Une fois n'est pas coutume, ce post est consacré à des œuvres que je ne peux pas vous montrer. En fait je ne suis pas sûr qu'elles aient jamais existé. Et pour cause : l'histoire se déroule au Vème siècle avant JC.
Relaté par plusieurs auteurs anciens, cet épisode tient plus du mythe que de la vérité historique. Mais il n'en est pas moins édifiant.
Les protagonistes sont deux des plus grands peintres de la Grèce Antique : Zeuxis et Parrhasios.
Le premier est le maître du trompe-l'œil : il excelle à simuler la perspective, les ombres et les textures.
Le second est réputé pour la précision de son trait et la finesse de son coup de pinceau.
Parrhasios est moins célèbre que Zeuxis, mais il a une fixette : prouver qu'il est le meilleur.
Voilà donc qu'il provoque son illustre rival en duel. Un duel de peinture, ça va de soi. Chaque artiste doit présenter une œuvre : la plus réussie apportera la victoire à son auteur.
Le jour J, devant un jury d'esthètes, chaque compétiteur apporte un panneau de bois recouvert d'un rideau.

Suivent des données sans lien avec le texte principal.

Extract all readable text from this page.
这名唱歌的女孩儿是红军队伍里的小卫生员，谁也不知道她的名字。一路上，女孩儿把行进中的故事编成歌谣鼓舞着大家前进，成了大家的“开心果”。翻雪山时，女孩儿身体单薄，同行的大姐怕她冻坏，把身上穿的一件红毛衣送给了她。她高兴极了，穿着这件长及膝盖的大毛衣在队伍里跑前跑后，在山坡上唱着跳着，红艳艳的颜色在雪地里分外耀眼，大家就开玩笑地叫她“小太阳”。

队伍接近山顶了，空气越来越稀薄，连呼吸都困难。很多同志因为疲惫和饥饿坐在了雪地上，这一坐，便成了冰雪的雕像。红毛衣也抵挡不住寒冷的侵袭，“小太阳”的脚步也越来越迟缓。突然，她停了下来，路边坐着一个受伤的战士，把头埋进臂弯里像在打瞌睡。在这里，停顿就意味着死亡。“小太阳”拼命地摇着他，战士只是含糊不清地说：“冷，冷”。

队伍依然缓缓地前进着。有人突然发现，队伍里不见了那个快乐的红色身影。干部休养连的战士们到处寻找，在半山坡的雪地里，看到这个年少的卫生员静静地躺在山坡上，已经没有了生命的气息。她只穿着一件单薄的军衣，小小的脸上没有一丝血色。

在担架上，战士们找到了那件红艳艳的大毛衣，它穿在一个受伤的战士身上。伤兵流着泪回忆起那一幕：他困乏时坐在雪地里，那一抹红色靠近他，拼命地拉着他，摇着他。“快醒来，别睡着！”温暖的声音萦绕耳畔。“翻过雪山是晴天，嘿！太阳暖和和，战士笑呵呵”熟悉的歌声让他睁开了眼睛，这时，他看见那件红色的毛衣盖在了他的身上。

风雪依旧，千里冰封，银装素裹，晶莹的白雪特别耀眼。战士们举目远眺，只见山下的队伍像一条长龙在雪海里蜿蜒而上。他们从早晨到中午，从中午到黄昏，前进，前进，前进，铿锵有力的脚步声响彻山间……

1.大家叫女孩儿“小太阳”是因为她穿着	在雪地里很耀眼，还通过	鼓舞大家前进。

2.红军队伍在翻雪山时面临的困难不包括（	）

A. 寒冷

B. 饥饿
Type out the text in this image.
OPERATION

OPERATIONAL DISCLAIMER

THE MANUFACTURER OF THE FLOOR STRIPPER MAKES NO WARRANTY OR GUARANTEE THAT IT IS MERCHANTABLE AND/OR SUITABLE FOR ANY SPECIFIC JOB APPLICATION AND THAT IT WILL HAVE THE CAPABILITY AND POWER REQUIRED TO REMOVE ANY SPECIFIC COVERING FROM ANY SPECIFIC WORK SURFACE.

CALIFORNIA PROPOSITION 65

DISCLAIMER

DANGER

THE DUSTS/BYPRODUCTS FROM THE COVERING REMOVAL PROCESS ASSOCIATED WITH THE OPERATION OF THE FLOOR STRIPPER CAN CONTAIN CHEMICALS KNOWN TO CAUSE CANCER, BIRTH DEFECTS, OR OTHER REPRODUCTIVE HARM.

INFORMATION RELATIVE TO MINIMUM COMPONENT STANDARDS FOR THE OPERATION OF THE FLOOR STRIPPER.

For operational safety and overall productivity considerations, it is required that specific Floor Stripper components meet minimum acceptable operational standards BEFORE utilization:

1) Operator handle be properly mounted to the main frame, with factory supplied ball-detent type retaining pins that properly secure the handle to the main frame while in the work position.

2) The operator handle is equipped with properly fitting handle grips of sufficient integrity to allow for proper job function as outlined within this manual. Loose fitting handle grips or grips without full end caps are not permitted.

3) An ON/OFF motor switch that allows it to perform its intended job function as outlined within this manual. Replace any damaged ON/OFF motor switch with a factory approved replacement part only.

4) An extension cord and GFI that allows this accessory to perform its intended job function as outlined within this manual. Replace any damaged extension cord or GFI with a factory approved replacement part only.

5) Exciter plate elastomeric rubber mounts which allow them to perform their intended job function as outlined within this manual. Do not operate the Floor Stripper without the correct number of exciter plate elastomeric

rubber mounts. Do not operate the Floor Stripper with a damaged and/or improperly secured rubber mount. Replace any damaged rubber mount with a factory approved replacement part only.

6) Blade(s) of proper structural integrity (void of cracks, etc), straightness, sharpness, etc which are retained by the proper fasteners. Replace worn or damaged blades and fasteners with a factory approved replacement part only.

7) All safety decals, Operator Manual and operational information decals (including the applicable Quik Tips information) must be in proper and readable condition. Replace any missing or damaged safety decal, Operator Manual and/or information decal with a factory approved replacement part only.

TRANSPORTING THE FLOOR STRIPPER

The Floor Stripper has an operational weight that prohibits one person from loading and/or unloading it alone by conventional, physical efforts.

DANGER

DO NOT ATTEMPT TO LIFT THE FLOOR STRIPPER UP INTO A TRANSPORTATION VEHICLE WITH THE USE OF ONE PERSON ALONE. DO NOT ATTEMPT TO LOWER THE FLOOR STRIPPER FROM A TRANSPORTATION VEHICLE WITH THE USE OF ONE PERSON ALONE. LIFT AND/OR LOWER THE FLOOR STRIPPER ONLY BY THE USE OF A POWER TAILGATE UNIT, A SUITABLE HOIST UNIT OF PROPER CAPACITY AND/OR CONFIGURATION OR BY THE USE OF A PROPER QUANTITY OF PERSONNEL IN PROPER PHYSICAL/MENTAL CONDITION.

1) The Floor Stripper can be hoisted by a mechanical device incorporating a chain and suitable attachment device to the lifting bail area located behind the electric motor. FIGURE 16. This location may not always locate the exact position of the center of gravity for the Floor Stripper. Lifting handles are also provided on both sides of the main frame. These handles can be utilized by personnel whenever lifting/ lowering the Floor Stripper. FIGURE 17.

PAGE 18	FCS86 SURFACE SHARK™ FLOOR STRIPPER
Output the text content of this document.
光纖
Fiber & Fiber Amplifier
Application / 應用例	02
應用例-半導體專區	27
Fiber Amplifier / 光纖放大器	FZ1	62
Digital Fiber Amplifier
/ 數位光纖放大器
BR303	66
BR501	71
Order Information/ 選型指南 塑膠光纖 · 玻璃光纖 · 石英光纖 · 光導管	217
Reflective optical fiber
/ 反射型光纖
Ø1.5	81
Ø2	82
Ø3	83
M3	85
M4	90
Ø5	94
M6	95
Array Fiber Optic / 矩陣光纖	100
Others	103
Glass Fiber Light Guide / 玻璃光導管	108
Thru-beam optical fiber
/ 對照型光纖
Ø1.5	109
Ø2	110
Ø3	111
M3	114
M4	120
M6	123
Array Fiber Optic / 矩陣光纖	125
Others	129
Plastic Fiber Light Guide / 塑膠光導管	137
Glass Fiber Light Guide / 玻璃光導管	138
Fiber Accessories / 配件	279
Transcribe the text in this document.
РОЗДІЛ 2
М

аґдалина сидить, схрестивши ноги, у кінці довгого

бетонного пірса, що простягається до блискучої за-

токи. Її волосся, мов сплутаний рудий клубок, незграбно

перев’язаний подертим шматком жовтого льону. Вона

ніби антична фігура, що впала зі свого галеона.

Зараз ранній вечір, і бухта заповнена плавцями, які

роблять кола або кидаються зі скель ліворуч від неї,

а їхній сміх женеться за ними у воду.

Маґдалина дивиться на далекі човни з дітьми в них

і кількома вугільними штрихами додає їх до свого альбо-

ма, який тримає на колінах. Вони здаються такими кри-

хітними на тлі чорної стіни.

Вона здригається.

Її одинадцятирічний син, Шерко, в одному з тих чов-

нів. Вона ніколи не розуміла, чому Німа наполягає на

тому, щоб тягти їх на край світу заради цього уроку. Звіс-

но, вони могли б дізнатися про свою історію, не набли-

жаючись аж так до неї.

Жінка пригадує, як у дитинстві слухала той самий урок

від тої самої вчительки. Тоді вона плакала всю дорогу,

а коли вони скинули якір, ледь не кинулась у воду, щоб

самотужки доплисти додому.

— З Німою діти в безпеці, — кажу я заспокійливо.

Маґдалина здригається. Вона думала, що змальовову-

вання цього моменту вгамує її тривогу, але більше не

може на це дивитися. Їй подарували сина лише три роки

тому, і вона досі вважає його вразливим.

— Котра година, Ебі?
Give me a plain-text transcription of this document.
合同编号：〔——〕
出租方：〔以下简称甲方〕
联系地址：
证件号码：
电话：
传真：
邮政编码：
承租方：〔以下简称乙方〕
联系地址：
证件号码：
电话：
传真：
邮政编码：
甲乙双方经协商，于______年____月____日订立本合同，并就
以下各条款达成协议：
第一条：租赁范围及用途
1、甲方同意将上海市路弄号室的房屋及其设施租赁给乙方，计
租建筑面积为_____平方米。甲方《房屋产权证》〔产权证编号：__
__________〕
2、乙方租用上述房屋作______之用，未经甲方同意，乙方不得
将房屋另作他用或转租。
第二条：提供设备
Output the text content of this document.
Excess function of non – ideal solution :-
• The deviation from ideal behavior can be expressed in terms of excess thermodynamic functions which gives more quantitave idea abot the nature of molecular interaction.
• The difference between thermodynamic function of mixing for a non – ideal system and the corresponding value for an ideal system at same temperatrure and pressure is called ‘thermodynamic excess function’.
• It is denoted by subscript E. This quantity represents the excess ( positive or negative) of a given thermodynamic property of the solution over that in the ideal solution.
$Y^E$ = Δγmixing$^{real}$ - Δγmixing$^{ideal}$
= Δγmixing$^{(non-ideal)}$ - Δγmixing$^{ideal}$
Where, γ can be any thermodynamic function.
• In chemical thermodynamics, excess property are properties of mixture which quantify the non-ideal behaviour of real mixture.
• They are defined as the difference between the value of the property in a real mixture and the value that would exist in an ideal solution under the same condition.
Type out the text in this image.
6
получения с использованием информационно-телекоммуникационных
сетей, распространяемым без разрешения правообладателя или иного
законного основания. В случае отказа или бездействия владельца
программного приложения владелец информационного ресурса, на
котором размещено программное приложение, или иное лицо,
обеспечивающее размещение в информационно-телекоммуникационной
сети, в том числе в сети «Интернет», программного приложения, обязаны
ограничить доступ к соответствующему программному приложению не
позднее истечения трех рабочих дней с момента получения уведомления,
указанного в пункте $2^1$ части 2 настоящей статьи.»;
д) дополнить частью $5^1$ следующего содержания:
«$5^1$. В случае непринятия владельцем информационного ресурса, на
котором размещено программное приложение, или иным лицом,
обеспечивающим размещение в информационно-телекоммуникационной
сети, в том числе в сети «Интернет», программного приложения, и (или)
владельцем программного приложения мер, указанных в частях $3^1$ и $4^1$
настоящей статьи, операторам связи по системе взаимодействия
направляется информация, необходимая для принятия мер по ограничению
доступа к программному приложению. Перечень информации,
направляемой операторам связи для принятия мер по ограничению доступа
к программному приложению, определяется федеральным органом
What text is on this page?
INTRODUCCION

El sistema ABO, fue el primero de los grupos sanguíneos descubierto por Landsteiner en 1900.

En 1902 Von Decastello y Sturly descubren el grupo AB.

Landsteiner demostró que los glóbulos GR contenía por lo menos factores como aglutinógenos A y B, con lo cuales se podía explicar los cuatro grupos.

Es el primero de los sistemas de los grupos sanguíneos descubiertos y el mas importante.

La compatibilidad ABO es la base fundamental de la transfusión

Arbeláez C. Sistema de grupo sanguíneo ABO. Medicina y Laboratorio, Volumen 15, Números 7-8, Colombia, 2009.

Zeuxis, favori, dévoile son œuvre en premier. Il a peint une grappe de raisins. Les fruits semblent si réels que bientôt des oiseaux se posent sur le bord du tableau et tentent de picorer les grains. L'assemblée s'extasie : le match semble plié.
L'artiste, triomphant, se tourne alors vers son challenger : c'est à son tour d'ôter le rideau qui couvre son œuvre.
Parrhasios ne bouge pas.
Zeuxis s'élance donc vers le tableau pour en écarter les pans de tissu.
Stupeur générale : le rideau est peint en trompe-l'œil, et personne ne s'en est aperçu.
Zeuxis, beau joueur, reconnaît sa défaite. Car s'il a réussi à tromper des oiseaux, son adversaire l'a dupé lui, en même temps que les jurés.
La fable est charmante. Mais surtout elle nous livre, par-delà les 25 siècles qui nous séparent des faits, une idée qui n'a rien perdu de sa valeur.
Zeuxis a livré une brillante démonstration de sa virtuosité. Mais Parrhasios, lui, a offert aux jurés une expérience plus intense : il les a surpris.
Voilà la leçon : la surprise est la plus impactante des démonstration.
Vous êtes commercial et devez convaincre ?
Vous êtes dirigeant et devez fédérer ?
Vous êtes manager et devez motiver ?
Vous êtes formateur et devez transmettre ?
Alors souvenez-vous de Zeuxis et Parrhasios. Vous pourrez déballer des arguments implacables pour vendre vos raisins, vanter leur saveur avec une verve à faire saliver les moineaux... vous ne serez jamais aussi efficace que si vous arrivez à surprendre vos interlocuteurs.
Surprendre, c'est offrir à l'autre une expérience à laquelle il ne s'attend pas parce que son cerveau - cette machine à anticiper - n'a pas su la prédire.
Alors, il n'est plus seulement question de raison, mais d'émotion. C'est ça, peut-être, qu'on appelle "émerveiller".